Congress Approves VAWA
February 28, 2013
IN ANOTHER decided triumph for anti-family feminism, the Republican-controlled House reauthorized the Violence Against Women Act today, expanding the draconian domestic violence bill to cover homosexuals and prosecution of non-native men on Indian reservations. This marks the third time since December that House Speaker John Boehner has moved a bill off the floor without majority support from his party.
VAWA expired last year and underwent serious and vocal opposition. But the “war against women” threats prevailed. Though the majority of House Republicans voted against the bill, eighty-eight members joined 199 Democrats to approve it.
The bill authorizes $660 million a year in funding for battered women’s shelters, domestic violence programs and victims’ advocates. Here is Phyllis Schlafly on the bill, first enacted in 1994:
In its 17 years of operation, [VAWA] has done little or no good for real victims of domestic violence, while its funds have been used to fill feminist coffers and to lobby for feminist objectives and laws. Although every spending bill should be subject to rigorous auditing procedures in order to curb waste and fraud, VAWA has somehow ducked accountability for the nearly a billion dollars a year it doles out to radical feminist organizations.

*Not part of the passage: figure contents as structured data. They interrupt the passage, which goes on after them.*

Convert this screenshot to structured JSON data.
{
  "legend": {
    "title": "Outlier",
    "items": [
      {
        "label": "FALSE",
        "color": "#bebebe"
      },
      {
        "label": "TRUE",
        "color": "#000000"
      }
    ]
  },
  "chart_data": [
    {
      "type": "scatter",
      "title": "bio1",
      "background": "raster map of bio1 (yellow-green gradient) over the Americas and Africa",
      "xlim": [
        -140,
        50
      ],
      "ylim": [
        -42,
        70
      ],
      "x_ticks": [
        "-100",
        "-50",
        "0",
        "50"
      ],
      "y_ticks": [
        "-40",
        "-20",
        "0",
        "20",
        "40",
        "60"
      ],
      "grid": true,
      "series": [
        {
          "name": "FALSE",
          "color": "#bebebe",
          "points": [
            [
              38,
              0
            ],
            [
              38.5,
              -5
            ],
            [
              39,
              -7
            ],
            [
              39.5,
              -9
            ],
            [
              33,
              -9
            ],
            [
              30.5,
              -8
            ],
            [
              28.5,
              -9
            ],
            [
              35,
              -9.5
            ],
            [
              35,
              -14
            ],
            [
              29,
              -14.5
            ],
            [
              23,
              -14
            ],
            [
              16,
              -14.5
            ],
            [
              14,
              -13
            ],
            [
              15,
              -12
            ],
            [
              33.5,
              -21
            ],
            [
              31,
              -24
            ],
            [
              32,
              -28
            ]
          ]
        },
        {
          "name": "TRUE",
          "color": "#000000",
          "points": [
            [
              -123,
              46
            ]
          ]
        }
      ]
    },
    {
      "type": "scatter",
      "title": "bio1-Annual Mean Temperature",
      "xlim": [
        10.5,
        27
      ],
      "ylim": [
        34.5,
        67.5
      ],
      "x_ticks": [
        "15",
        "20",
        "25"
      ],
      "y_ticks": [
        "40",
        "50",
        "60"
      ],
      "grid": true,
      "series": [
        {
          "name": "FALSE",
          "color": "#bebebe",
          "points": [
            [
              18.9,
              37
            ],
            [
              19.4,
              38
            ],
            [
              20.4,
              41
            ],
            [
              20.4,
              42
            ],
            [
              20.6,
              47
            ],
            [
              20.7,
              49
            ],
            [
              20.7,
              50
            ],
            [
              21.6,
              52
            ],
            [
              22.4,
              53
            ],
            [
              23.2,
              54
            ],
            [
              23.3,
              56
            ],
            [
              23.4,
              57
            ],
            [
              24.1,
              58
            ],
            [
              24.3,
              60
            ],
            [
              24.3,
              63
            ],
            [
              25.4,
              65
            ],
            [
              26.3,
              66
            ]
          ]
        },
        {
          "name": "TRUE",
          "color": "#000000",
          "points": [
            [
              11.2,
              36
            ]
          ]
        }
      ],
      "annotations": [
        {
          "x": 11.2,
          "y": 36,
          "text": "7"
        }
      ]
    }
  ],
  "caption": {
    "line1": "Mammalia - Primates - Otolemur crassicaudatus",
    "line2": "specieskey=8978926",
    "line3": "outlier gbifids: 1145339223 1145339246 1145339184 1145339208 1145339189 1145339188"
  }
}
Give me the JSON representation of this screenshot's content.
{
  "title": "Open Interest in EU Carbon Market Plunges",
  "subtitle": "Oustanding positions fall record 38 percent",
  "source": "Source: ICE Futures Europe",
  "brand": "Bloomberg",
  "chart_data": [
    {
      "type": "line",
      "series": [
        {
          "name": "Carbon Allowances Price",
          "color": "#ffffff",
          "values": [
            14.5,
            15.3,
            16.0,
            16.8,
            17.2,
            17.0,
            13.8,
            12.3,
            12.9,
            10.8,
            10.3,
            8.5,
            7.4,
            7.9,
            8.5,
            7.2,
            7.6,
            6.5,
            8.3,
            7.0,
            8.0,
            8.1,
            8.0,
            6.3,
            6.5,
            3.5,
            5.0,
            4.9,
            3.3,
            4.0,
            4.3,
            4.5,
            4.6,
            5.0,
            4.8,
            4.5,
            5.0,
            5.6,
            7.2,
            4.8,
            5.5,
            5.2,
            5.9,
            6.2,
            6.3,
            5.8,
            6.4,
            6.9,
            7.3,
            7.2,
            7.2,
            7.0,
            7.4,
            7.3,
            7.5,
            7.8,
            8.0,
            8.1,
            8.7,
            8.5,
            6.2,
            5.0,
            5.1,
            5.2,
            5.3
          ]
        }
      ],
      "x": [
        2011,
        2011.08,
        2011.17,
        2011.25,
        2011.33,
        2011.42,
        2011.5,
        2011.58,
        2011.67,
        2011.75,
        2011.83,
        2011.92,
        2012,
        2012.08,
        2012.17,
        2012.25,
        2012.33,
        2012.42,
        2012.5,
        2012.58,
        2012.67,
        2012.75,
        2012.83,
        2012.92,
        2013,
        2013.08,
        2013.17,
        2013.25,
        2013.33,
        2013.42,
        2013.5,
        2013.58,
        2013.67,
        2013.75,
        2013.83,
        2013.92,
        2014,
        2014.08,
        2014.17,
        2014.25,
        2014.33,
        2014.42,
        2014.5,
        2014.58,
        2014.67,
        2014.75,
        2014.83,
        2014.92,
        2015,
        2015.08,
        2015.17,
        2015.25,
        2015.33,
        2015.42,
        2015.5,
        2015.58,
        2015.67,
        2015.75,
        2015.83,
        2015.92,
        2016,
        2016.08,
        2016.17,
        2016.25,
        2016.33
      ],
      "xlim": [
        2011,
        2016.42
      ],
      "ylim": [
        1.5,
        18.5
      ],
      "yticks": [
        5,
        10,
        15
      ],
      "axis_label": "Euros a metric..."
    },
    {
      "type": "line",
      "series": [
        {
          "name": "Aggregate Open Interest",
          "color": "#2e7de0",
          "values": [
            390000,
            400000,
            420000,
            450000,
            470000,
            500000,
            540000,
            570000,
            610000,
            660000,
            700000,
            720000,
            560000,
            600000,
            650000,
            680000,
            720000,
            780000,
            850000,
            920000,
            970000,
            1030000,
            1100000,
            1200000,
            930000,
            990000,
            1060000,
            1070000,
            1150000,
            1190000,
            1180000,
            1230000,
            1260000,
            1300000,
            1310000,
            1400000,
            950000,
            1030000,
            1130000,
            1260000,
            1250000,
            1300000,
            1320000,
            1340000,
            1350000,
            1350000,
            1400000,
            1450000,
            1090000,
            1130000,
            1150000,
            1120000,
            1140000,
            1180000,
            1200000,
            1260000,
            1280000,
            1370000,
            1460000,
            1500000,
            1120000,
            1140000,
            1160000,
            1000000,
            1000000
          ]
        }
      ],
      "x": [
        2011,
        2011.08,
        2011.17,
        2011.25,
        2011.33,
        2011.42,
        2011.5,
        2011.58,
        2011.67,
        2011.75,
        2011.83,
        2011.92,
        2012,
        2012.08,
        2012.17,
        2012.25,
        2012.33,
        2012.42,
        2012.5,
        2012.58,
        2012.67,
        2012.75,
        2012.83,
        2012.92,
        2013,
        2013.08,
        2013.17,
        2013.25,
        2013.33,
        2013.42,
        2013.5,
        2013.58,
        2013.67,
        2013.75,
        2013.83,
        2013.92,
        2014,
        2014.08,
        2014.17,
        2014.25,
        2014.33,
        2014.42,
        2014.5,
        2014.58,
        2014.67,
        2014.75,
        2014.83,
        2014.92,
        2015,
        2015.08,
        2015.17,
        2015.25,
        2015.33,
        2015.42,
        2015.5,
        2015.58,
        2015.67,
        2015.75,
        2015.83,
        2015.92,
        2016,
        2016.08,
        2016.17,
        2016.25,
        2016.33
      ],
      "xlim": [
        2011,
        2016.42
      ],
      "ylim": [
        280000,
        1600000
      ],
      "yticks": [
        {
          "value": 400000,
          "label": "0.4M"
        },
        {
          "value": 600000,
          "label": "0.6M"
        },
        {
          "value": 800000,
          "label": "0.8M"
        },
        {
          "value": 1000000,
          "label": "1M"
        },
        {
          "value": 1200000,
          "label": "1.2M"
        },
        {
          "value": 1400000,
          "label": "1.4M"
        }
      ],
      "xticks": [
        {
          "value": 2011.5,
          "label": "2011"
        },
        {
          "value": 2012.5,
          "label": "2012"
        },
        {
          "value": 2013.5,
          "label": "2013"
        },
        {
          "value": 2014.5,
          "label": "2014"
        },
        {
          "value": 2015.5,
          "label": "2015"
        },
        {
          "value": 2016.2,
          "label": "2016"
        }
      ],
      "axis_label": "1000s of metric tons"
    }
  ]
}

Despite rigid feminist dogma that there are no gender differences, VAWA is totally grounded in feminist-created gender stereotypes. Starting with its title, Violence Against Women, its fundamental assumption is that men are naturally batterers and women are naturally victims.
In other words, men are always guilty, and women must always be believed without fear of being punished for perjury. VAWA assumes there is no violence against men, and VAWA doesn’t provide services for men who are victims of domestic violence.
The feminists have so broadened the definition of domestic violence that it doesn’t have to be violent and can be whatever a woman alleges. Definitions of domestic violence include vague and overbroad concepts such as emotional distress, harassment, annoyance, or merely unpleasant speech.
Feminist recipients of VAWA’s handouts use the money to train legislators, judges and prosecutors in feminist ideology and goals. This has resulted in dozens of state laws calling for mandatory arrest (i.e., the police must arrest someone, so guess who), and no-drop prosecution (i.e., the man must be prosecuted even in the large percentage of cases where the woman has withdrawn her accusation or refuses to testify).
—- Comments —–
Jeanette V. writes:
I wonder how many of those eighty-eight “Republicans” are also for the absurdity of same sex marriage. I bet many of the same “Republicans” support the legal brief urging the Supreme Court to declare that homosexual couples have a constitutional right to wed.